Flash floods are a common and widespread disaster that can occur anywhere in the United States. Flash floods are the number one cause of weather related deaths. The sheer force of just six inches of swiftly moving water can knock people off their feet. Cars are easily swept away in just two feet of water. Flash floods can occur with little or no warning-and can reach full peak within minutes. Rapidly rising walls of water can reach heights of 30 feet or more and are generally accompanied by a deadly cargo of debris.
The National Weather Service will issue a flash flood "watch" when flash flooding is possible within the designated watch area be alert. A flash flood "warning" will be issued when a flash flood has been reported or is imminent- take necessary precautions. No area is immune to flash floods.

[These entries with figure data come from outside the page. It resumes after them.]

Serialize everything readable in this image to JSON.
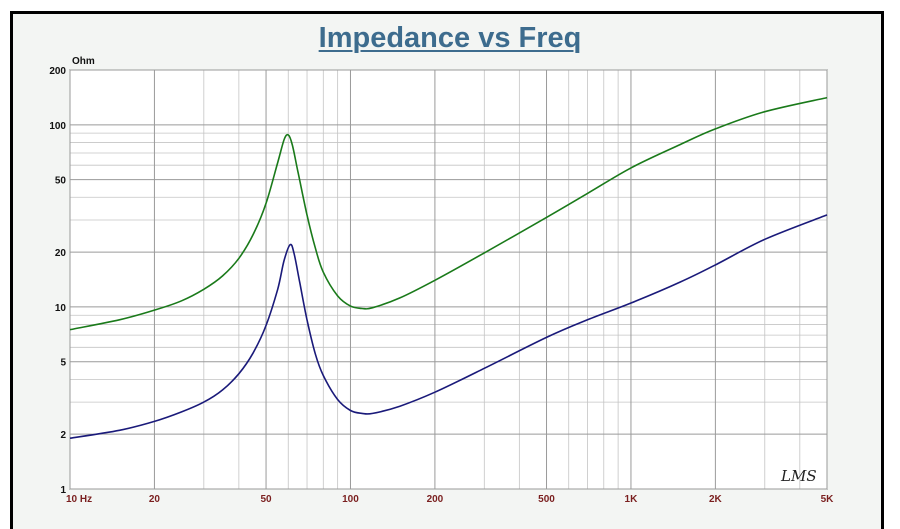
{
  "chart_data": {
    "type": "line",
    "title": "Impedance vs Freq",
    "ylabel": "Ohm",
    "xlabel": "",
    "x_scale": "log",
    "y_scale": "log",
    "xlim": [
      10,
      5000
    ],
    "ylim": [
      1,
      200
    ],
    "x_ticks": [
      {
        "value": 10,
        "label": "10  Hz"
      },
      {
        "value": 20,
        "label": "20"
      },
      {
        "value": 50,
        "label": "50"
      },
      {
        "value": 100,
        "label": "100"
      },
      {
        "value": 200,
        "label": "200"
      },
      {
        "value": 500,
        "label": "500"
      },
      {
        "value": 1000,
        "label": "1K"
      },
      {
        "value": 2000,
        "label": "2K"
      },
      {
        "value": 5000,
        "label": "5K"
      }
    ],
    "y_ticks": [
      {
        "value": 200,
        "label": "200"
      },
      {
        "value": 100,
        "label": "100"
      },
      {
        "value": 50,
        "label": "50"
      },
      {
        "value": 20,
        "label": "20"
      },
      {
        "value": 10,
        "label": "10"
      },
      {
        "value": 5,
        "label": "5"
      },
      {
        "value": 2,
        "label": "2"
      },
      {
        "value": 1,
        "label": "1"
      }
    ],
    "grid": true,
    "watermark": "LMS",
    "series": [
      {
        "color": "#1a7a1a",
        "points": [
          [
            10,
            7.5
          ],
          [
            15,
            8.5
          ],
          [
            20,
            9.6
          ],
          [
            25,
            10.8
          ],
          [
            30,
            12.5
          ],
          [
            35,
            14.8
          ],
          [
            40,
            18.5
          ],
          [
            45,
            25
          ],
          [
            50,
            37
          ],
          [
            55,
            62
          ],
          [
            58,
            83
          ],
          [
            60,
            88
          ],
          [
            62,
            78
          ],
          [
            65,
            55
          ],
          [
            70,
            32
          ],
          [
            75,
            21
          ],
          [
            80,
            15.5
          ],
          [
            90,
            11.5
          ],
          [
            100,
            10.1
          ],
          [
            110,
            9.8
          ],
          [
            120,
            9.9
          ],
          [
            150,
            11.2
          ],
          [
            200,
            14
          ],
          [
            300,
            19.8
          ],
          [
            500,
            31
          ],
          [
            700,
            42
          ],
          [
            1000,
            58
          ],
          [
            1500,
            78
          ],
          [
            2000,
            95
          ],
          [
            3000,
            118
          ],
          [
            5000,
            141
          ]
        ]
      },
      {
        "color": "#1a1a7a",
        "points": [
          [
            10,
            1.9
          ],
          [
            15,
            2.1
          ],
          [
            20,
            2.35
          ],
          [
            25,
            2.65
          ],
          [
            30,
            3.0
          ],
          [
            35,
            3.5
          ],
          [
            40,
            4.3
          ],
          [
            45,
            5.6
          ],
          [
            50,
            7.9
          ],
          [
            55,
            12.5
          ],
          [
            58,
            18
          ],
          [
            61,
            22
          ],
          [
            63,
            19.5
          ],
          [
            66,
            13.5
          ],
          [
            70,
            8.5
          ],
          [
            75,
            5.5
          ],
          [
            80,
            4.2
          ],
          [
            90,
            3.1
          ],
          [
            100,
            2.7
          ],
          [
            110,
            2.6
          ],
          [
            120,
            2.6
          ],
          [
            150,
            2.85
          ],
          [
            200,
            3.4
          ],
          [
            300,
            4.6
          ],
          [
            500,
            6.8
          ],
          [
            700,
            8.5
          ],
          [
            1000,
            10.5
          ],
          [
            1500,
            13.7
          ],
          [
            2000,
            17
          ],
          [
            3000,
            23.5
          ],
          [
            5000,
            32
          ]
        ]
      }
    ]
  }
}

In mountainous regions flash floods can strike with little or no warning. District rain may be channeled into gullies and ravines, turning a quiet streamside campsite into a rampaging torrent in minutes. In areas recently ravaged and left exposed by wildfire, such as the 1994 Chelan County burn, heavy rains from thunderstorms or warm rain and snowmelt, can also create mudslides and landslides, as well as flash floods. In Chelan County alone, 26 people have perished from flash floods since 1925.
During threatening weather listen to commercial radio or TV or NOAA (National Oceanic and Atmospheric Administration) weather radio for "watch" and "warning" bulletins.